Adding meropenem-vaborbactam could potentially restore the efficacy of isoniazid and rifampin against MDR-TB. The meropenem-vaborbactam-moxifloxacin backbone regimen has implications for creating a new effective MDR-TB regimen.
为了寻找治疗耐多药结核病(MDR-TB)的替代方案,对美罗培南联合β-内酰胺酶抑制剂(BLIs)和其他药物进行了测试。
进行了以下实验:(1)微量肉汤稀释法(MIC)实验;(2)不同 BLIs 的静态时间杀伤(STK)研究;(3)使用美罗培南-沃博巴坦联合人体等效日剂量 20mg/kg 或 35mg/kg 利福平、莫西沙星 400mg 或利奈唑胺 600mg 与贝达喹啉-普托马尼-利奈唑胺(BPaL)治疗 MDR-TB 的中空纤维模型系统(HFS-TB)研究。研究使用结核分枝杆菌(M. tuberculosis)H37Rv 和经过全基因组测序的 MDR-TB 临床株(命名为 M. tuberculosis 16D)进行。使用指数衰减模型计算不同 HFS-TB 方案的杀菌率常数(K)。

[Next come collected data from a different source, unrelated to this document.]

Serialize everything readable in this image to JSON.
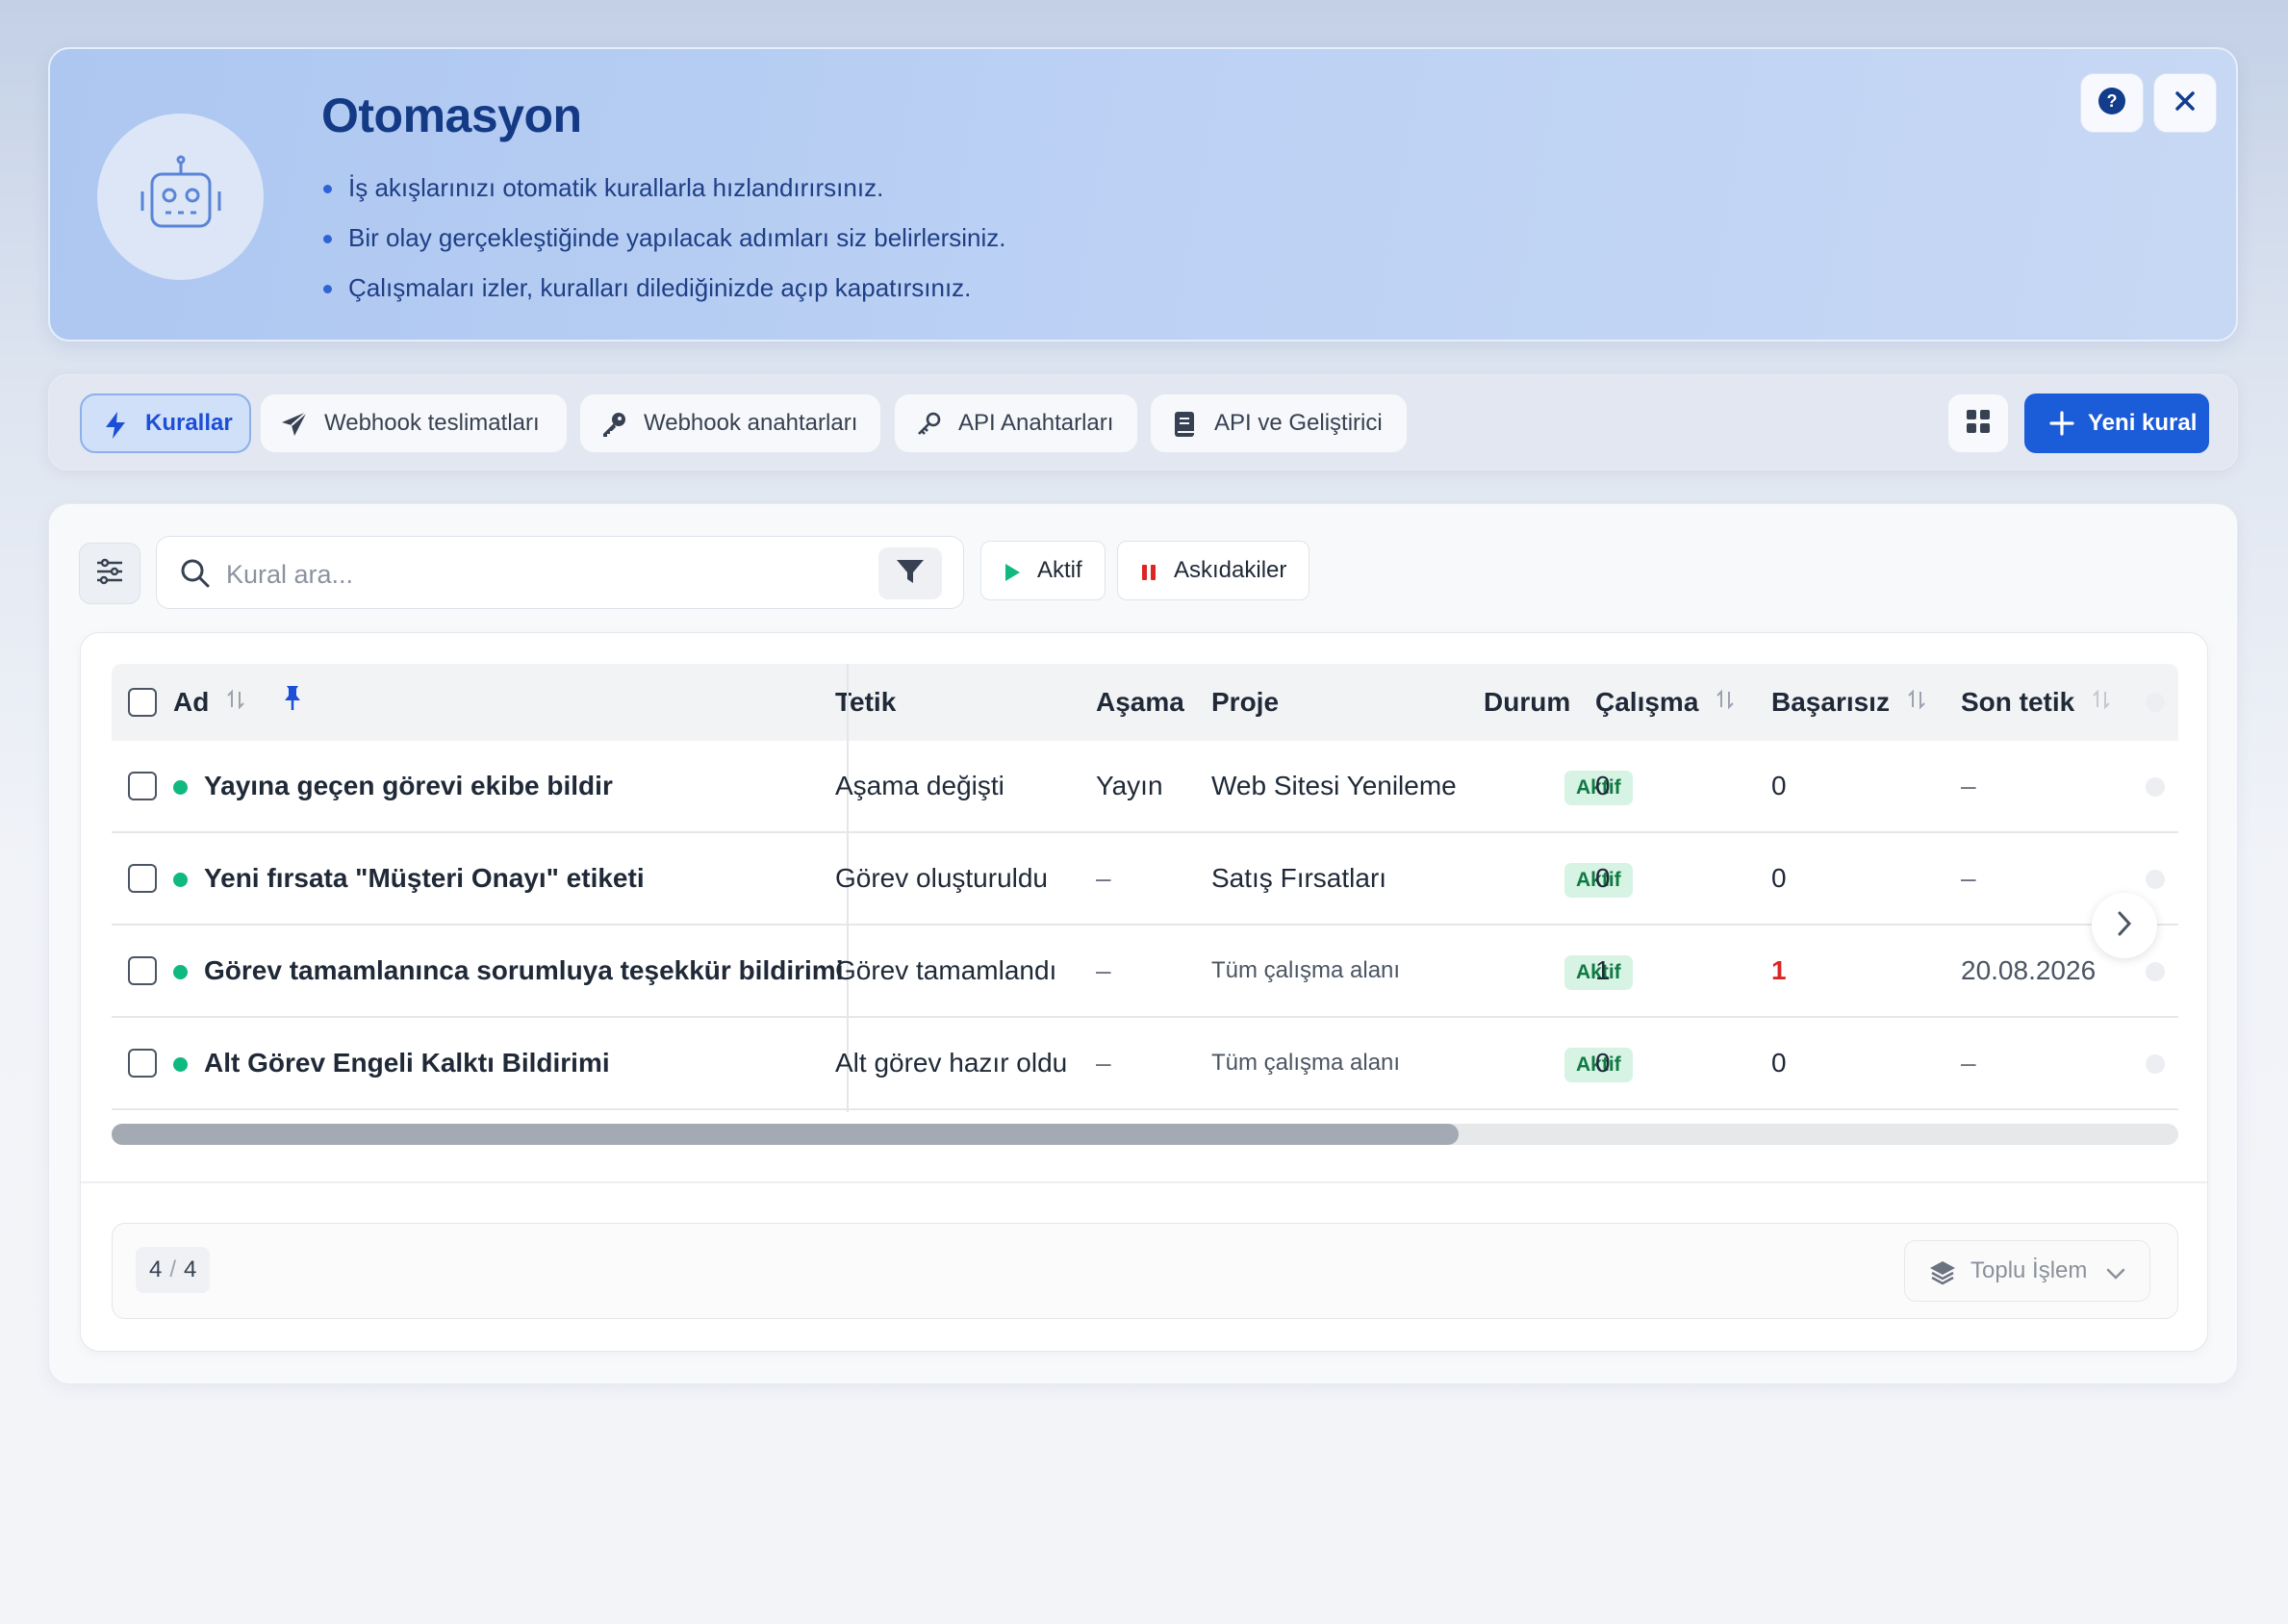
{
  "hero": {
    "title": "Otomasyon",
    "bullets": [
      "İş akışlarınızı otomatik kurallarla hızlandırırsınız.",
      "Bir olay gerçekleştiğinde yapılacak adımları siz belirlersiniz.",
      "Çalışmaları izler, kuralları dilediğinizde açıp kapatırsınız."
    ],
    "avatar_icon": "robot-icon",
    "help_icon": "help-icon",
    "close_icon": "close-icon"
  },
  "tabs": [
    {
      "label": "Kurallar",
      "icon": "bolt-icon",
      "active": true
    },
    {
      "label": "Webhook teslimatları",
      "icon": "paper-plane-icon",
      "active": false
    },
    {
      "label": "Webhook anahtarları",
      "icon": "key-icon",
      "active": false
    },
    {
      "label": "API Anahtarları",
      "icon": "key-outline-icon",
      "active": false
    },
    {
      "label": "API ve Geliştirici",
      "icon": "book-icon",
      "active": false
    }
  ],
  "toolbar": {
    "new_rule_label": "Yeni kural",
    "grid_icon": "grid-icon"
  },
  "search": {
    "placeholder": "Kural ara...",
    "value": ""
  },
  "filters": {
    "active_label": "Aktif",
    "suspended_label": "Askıdakiler"
  },
  "table": {
    "columns": {
      "name": "Ad",
      "trigger": "Tetik",
      "stage": "Aşama",
      "project": "Proje",
      "status": "Durum",
      "runs": "Çalışma",
      "failed": "Başarısız",
      "last_trigger": "Son tetik"
    },
    "rows": [
      {
        "name": "Yayına geçen görevi ekibe bildir",
        "trigger": "Aşama değişti",
        "stage": "Yayın",
        "project": "Web Sitesi Yenileme",
        "project_muted": false,
        "status": "Aktif",
        "runs": "0",
        "failed": "0",
        "failed_alert": false,
        "last": "–"
      },
      {
        "name": "Yeni fırsata \"Müşteri Onayı\" etiketi",
        "trigger": "Görev oluşturuldu",
        "stage": "–",
        "project": "Satış Fırsatları",
        "project_muted": false,
        "status": "Aktif",
        "runs": "0",
        "failed": "0",
        "failed_alert": false,
        "last": "–"
      },
      {
        "name": "Görev tamamlanınca sorumluya teşekkür bildirimi",
        "trigger": "Görev tamamlandı",
        "stage": "–",
        "project": "Tüm çalışma alanı",
        "project_muted": true,
        "status": "Aktif",
        "runs": "1",
        "failed": "1",
        "failed_alert": true,
        "last": "20.08.2026"
      },
      {
        "name": "Alt Görev Engeli Kalktı Bildirimi",
        "trigger": "Alt görev hazır oldu",
        "stage": "–",
        "project": "Tüm çalışma alanı",
        "project_muted": true,
        "status": "Aktif",
        "runs": "0",
        "failed": "0",
        "failed_alert": false,
        "last": "–"
      }
    ]
  },
  "footer": {
    "shown": "4",
    "total": "4",
    "bulk_label": "Toplu İşlem"
  },
  "colors": {
    "accent": "#1b5cd8",
    "success": "#10b981",
    "danger": "#dc2626",
    "hero_title": "#143a86"
  }
}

全基因组测序显示与利福平、异烟肼和头孢菌素耐药相关的突变。M. tuberculosis 的美罗培南-沃博巴坦 MIC 为 H37Rv 2mg/L,M. tuberculosis 16D 为 >128mg/L。雷利巴坦和沃博巴坦提高了美罗培南在 STK 中的效力和疗效。美罗培南-沃博巴坦单独使用不能杀死 M. tuberculosis 16D,但与异烟肼和利福平联合使用时可在第 0 天之前将细菌负荷降低,其中莫西沙星联合用药的效果最为显著,优于贝达喹啉和普托马尼。在 HFS-TB 中,美罗培南-沃博巴坦-莫西沙星和 BPaL 的 K 值(log cfu/mL/天)最高,分别为 0.31(95%CI 0.17-0.58)和 0.34(95%CI 0.21-0.56),而美罗培南-沃博巴坦-利福平(35mg/kg)的 K 值为 0.18(95%CI 0.12-0.25)。美罗培南-沃博巴坦-莫西沙星-利奈唑胺的 K 值表现出拮抗作用。
添加美罗培南-沃博巴坦可能恢复异烟肼和利福平对 MDR-TB 的疗效。美罗培南-沃博巴坦-莫西沙星的骨干方案为创建新的有效 MDR-TB 方案提供了依据。